RBM Net Architecture

  • For our movie-recommender system, we will have a m x n matrix with m users and n movies. We pass a batch of k users with their n movie ratings into the RBM neural network and train for a certain number of epochs.
  • Each input x that is passed into the neural network represents a single user’s rating for all n movies. Therefore, the visible layer has n nodes, one for each movie.
  • We can specify the number of nodes in the hidden layer, which will generally be fewer than the nodes in the visible layer to force the hidden layer to learn the most salient aspects of the original input as efficiently as possible.
  • Each input v0 is multiplied by its respective weight W. The weights are learned by the connections from the visible layer to the hidden layer. Then we add a bias vector at the hidden layer called hb. The bias ensures that at least some of the neurons fire. This W*v0+hb result is passed through an activation function.
  • After this, we will take a sample of the outputs generated via a process known as Gibbs sampling. In other words, the activation of the hidden layer results in final outputs that are generated stochastically. This level of randomness helps build a better-performing and more robust generative model.
  • Next, the output after Gibbs sampling known as h0 is passed back to the visible layer in the opposite direction also known as backward pass. In the backward pass, the activations in the forward pass after Gibbs sampling are fed into the hidden layer and multiplied by the same weights W as before. We then add a new bias vector at the visible layer called vb.
  • This W_h0+vb is passed through an activation function, and then we perform Gibbs sampling. The output of this is v1, which is then passed as the new input into the visible layer and through the neural network as another forward pass.
  • The RBM goes several forward and backward passes like this to learn the optimal weights as it attempts to build a robust generative model.
  • By iteratively the weights of the neural net are adjusted in such a way that the RBM can find the relationships among input features and then determines which features are relevant, the RBM learns to approximate the original data as best as possible.
  • With this learned probability distribution, RBMs are able to make predictions about never-before-seen data. The RBM will attempt to predict ratings for movies that the user has never seen based on the user’s similarity to other users and the ratings those movies have received by the other users.

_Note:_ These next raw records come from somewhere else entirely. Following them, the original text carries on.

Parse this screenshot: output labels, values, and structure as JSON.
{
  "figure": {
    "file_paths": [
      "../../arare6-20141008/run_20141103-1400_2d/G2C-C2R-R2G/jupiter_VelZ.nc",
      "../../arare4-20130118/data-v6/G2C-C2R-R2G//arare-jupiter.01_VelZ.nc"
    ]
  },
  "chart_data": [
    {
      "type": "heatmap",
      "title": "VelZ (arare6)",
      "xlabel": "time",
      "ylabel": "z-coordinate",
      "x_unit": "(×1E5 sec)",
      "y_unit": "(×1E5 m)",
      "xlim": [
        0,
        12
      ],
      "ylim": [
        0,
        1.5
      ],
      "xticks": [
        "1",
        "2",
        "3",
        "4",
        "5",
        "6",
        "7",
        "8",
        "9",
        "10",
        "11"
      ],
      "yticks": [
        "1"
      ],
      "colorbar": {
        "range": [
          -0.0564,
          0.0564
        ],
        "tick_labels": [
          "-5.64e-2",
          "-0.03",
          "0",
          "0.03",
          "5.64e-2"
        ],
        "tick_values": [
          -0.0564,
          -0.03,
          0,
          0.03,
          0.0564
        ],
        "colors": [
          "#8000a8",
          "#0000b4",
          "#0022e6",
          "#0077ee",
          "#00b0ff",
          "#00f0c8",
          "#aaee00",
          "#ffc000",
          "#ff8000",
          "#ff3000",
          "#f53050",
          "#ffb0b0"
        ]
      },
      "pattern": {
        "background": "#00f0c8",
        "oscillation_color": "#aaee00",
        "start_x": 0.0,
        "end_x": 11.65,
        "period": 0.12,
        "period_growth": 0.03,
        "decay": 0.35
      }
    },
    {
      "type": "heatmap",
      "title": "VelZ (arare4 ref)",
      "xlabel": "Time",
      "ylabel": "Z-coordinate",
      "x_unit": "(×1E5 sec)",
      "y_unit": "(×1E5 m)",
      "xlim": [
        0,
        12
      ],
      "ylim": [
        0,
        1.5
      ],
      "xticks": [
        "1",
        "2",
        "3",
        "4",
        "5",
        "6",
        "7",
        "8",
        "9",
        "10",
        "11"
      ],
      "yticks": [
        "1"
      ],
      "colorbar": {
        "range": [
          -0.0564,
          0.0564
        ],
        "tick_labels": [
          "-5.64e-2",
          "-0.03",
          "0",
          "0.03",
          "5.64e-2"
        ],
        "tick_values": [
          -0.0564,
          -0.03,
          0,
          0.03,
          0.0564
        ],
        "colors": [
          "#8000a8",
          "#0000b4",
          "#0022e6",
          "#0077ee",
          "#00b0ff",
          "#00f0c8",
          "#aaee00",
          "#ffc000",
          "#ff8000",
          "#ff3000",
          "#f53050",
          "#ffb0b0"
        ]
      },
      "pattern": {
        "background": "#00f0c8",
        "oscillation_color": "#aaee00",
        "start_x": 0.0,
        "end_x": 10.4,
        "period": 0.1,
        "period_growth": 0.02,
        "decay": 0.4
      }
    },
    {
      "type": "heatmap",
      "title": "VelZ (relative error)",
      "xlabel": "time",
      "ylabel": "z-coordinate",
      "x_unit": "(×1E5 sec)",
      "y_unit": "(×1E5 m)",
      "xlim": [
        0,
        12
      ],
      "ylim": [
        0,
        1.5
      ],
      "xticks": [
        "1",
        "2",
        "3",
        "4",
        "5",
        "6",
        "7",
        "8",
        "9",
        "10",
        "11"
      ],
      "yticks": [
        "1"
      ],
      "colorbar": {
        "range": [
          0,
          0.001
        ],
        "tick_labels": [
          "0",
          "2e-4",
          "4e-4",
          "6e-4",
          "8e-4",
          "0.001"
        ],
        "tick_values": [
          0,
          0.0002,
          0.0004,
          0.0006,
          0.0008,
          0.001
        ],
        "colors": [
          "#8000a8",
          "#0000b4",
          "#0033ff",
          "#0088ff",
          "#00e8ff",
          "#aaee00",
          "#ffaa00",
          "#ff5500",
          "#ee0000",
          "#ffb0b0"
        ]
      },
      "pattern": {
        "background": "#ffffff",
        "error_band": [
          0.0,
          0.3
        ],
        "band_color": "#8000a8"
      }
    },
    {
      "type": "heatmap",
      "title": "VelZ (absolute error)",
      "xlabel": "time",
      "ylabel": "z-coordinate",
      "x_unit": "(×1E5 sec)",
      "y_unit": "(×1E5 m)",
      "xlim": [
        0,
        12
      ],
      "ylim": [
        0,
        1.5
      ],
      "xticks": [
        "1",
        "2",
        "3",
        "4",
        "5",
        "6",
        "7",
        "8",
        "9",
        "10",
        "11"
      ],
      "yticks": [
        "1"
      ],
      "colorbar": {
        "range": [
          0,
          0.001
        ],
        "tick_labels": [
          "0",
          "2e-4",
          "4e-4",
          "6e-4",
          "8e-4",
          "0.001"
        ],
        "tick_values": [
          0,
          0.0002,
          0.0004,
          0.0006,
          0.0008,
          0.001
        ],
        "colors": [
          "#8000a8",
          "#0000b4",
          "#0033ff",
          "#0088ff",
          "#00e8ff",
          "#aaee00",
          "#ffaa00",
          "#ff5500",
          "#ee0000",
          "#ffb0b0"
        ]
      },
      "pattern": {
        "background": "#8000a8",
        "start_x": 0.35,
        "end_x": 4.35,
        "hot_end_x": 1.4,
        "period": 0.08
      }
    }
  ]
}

Accompanied jupyter notebook for this post can be found here.

Conclusion

Restricted Boltzmann machines can be used to build a recommender system for items ratings. The RBM recommender system can learn the probability distribution of ratings of items for users given their previous ratings and the ratings of users to which they were most similar to. Then RBM recommender system used the learned probability distribution to predict ratings on never-before-seen items.

I hope this article helped you to get a basic understanding Of how Restricted Boltzmann Machine (RBM) can be used as a items recommender system.